Neighbors prepare for Afghan reconstruction
Updated: 2011-11-08 08:00
By Guo Ji (China Daily)
Delegates to the Shanghai Cooperation Organization attend the group's 10th prime ministers' meeting in St. Petersburg, Russia, on Monday. The group is working for closer political and economic cooperation. Dmitry Lovetsky / Associated Press
BEIJING - The Shanghai Cooperation Organization's role in Afghanistan will only become more important as time goes on, especially after most of NATO's combat forces exit the country, analysts say.
The organization, which advocates fighting against the "Three Evil Forces"- terrorism, religious extremism and regional separatism - held its 10th annual prime ministers' meeting on Monday.
"It is evidently in the US' strategy in the run up to its exit from Afghanistan to encourage more regional players to be involved in Afghanistan, thus giving the Shanghai Cooperation Organization, which is closer geographically, a greater say in matters," said Zhao Huasheng, director of the Shanghai-based Fudan University's center for Russia and Central Asia studies.
Washington seems to be welcoming more regional powers to take up various responsibilities in Afghanistan. One fruit of those efforts is a proposal to build a "New Silk Road", which is to take existing roads, railways and power lines in Central Asia and bring them south through Afghanistan, Pakistan and India. The transportation network is to be the economic foundation of the US' post-2014 plans for Afghanistan.

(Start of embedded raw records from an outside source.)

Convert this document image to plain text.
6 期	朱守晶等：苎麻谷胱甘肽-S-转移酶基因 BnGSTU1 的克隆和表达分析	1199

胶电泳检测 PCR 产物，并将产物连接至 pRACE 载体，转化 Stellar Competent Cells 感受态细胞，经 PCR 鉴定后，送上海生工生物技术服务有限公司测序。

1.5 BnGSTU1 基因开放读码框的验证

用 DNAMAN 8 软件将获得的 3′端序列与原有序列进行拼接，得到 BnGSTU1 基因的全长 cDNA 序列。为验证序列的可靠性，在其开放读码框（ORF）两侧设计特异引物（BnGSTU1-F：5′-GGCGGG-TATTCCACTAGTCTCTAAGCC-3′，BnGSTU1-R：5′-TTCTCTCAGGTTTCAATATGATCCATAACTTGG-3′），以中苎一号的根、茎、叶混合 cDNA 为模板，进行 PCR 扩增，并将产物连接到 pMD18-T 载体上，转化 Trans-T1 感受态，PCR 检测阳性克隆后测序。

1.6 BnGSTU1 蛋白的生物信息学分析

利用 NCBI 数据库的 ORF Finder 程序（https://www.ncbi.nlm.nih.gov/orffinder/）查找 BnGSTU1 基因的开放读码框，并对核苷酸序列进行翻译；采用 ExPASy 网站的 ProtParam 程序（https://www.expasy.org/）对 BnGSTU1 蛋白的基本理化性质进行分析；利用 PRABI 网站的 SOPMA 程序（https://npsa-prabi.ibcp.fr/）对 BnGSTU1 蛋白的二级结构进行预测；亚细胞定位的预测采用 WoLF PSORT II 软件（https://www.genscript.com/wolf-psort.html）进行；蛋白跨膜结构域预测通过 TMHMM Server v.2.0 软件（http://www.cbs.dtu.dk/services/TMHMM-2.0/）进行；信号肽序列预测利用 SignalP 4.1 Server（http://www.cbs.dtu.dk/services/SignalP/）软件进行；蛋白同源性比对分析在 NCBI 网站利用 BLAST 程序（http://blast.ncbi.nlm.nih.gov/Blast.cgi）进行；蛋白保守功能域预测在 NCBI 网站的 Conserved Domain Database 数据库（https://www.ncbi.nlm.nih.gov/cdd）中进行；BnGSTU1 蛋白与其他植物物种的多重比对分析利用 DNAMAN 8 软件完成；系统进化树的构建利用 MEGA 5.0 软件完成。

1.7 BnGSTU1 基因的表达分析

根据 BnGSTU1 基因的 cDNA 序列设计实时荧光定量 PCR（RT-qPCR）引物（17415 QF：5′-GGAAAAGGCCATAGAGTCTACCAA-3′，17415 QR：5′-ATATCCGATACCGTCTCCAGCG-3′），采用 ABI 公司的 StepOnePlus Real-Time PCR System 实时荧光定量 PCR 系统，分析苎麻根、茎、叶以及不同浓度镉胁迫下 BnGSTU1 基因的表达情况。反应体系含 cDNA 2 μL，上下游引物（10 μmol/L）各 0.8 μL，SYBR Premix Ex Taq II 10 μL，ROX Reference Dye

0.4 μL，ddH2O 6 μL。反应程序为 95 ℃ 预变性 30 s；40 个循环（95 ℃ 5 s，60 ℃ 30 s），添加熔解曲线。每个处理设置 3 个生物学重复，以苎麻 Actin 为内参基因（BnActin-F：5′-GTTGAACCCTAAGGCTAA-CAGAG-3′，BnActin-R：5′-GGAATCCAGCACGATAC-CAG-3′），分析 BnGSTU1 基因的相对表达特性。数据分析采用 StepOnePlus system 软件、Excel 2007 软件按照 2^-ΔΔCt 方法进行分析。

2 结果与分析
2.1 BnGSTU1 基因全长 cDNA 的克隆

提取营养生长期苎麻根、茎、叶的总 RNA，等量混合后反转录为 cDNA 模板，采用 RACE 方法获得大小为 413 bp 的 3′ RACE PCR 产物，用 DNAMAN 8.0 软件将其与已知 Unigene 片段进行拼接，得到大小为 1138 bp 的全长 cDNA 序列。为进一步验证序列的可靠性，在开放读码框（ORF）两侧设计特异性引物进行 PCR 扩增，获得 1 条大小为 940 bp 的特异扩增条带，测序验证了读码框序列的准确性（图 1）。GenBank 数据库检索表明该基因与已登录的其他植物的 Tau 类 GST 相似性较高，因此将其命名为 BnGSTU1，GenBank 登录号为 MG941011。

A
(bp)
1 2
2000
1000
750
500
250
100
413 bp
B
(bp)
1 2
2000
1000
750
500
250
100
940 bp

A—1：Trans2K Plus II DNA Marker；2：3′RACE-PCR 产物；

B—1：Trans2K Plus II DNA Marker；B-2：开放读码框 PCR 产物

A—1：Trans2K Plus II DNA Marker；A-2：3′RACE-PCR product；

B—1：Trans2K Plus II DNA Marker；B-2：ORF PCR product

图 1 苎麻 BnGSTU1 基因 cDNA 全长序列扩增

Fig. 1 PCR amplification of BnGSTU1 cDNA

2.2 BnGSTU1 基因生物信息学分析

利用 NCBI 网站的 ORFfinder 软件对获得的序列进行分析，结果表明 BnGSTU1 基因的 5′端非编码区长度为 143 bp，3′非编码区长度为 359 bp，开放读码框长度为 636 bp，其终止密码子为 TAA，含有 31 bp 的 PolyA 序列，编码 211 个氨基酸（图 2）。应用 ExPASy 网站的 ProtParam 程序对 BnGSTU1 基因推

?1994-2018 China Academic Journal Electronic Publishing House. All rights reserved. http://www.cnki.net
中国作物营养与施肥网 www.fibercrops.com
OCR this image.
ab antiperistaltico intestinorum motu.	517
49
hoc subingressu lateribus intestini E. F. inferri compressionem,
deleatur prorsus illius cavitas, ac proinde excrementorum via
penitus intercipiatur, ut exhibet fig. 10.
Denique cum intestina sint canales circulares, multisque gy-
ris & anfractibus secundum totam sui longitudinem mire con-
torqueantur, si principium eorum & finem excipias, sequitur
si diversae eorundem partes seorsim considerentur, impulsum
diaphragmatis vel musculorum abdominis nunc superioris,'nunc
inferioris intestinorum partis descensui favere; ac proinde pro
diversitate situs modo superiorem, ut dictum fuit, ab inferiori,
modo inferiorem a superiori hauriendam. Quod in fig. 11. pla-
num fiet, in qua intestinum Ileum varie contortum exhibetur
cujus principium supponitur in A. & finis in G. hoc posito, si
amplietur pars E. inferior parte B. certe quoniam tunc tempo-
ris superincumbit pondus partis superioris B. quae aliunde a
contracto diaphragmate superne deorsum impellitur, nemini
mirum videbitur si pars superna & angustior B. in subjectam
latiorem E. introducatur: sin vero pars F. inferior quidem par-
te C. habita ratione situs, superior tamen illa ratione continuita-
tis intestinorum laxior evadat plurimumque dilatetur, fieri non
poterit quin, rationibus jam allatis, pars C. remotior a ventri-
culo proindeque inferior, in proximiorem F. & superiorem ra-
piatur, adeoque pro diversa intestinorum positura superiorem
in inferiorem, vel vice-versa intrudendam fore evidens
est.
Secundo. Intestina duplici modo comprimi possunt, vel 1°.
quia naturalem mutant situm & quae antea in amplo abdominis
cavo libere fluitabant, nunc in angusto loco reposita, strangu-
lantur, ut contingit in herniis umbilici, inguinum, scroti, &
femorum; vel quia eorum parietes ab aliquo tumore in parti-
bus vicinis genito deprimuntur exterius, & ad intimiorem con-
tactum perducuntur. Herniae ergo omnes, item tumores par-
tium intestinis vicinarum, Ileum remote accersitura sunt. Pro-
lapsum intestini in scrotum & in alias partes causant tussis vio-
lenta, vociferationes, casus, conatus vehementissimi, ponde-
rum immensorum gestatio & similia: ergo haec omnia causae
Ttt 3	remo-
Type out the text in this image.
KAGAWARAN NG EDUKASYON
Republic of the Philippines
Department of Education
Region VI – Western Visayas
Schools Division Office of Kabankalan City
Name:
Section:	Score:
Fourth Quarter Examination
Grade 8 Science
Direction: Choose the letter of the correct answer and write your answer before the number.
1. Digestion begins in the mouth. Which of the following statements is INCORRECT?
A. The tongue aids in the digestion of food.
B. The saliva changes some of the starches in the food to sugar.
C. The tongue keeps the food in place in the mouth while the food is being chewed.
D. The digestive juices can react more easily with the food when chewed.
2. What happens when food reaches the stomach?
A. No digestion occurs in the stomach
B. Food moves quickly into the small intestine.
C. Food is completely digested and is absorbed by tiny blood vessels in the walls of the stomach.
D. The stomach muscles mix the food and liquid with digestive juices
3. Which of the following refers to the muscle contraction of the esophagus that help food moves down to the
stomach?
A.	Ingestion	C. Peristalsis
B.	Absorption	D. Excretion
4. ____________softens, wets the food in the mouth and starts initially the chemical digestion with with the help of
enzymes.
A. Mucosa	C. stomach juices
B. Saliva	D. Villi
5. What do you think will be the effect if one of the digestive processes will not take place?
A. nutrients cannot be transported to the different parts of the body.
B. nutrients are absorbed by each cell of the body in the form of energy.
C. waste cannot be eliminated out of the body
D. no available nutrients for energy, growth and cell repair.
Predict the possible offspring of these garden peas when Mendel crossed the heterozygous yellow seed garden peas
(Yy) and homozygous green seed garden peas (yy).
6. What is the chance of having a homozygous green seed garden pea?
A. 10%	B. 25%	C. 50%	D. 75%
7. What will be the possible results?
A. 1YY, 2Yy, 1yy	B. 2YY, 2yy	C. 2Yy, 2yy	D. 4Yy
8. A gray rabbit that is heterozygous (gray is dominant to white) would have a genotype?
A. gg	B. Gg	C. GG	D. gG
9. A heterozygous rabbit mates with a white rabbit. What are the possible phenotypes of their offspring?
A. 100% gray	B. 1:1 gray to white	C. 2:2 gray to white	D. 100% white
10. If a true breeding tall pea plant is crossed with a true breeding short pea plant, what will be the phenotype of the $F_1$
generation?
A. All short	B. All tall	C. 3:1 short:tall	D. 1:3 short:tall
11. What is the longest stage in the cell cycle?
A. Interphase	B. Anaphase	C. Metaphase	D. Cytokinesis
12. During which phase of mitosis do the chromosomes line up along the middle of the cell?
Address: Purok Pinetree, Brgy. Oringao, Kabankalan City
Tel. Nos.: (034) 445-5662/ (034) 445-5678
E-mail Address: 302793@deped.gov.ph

"Countries like Tajikistan, Uzbekistan, Iran, Pakistan and India - these regional players could motivate certain groups inside Afghanistan to join internal conflict resolution talks," Dr Nivedita Das Kundu, a foreign-policy analyst with the Indian Council of Social Science Research, wrote in a Russian newspaper.
Statistics show that nearly 30 percent of Afghan residents belong to the Tajik ethnic group and nearly 10 percent to the Uzbek ethnic group. The largest number of people in the country are of the Pashtun group but Pakistan has a larger number of Pashtun-speaking people.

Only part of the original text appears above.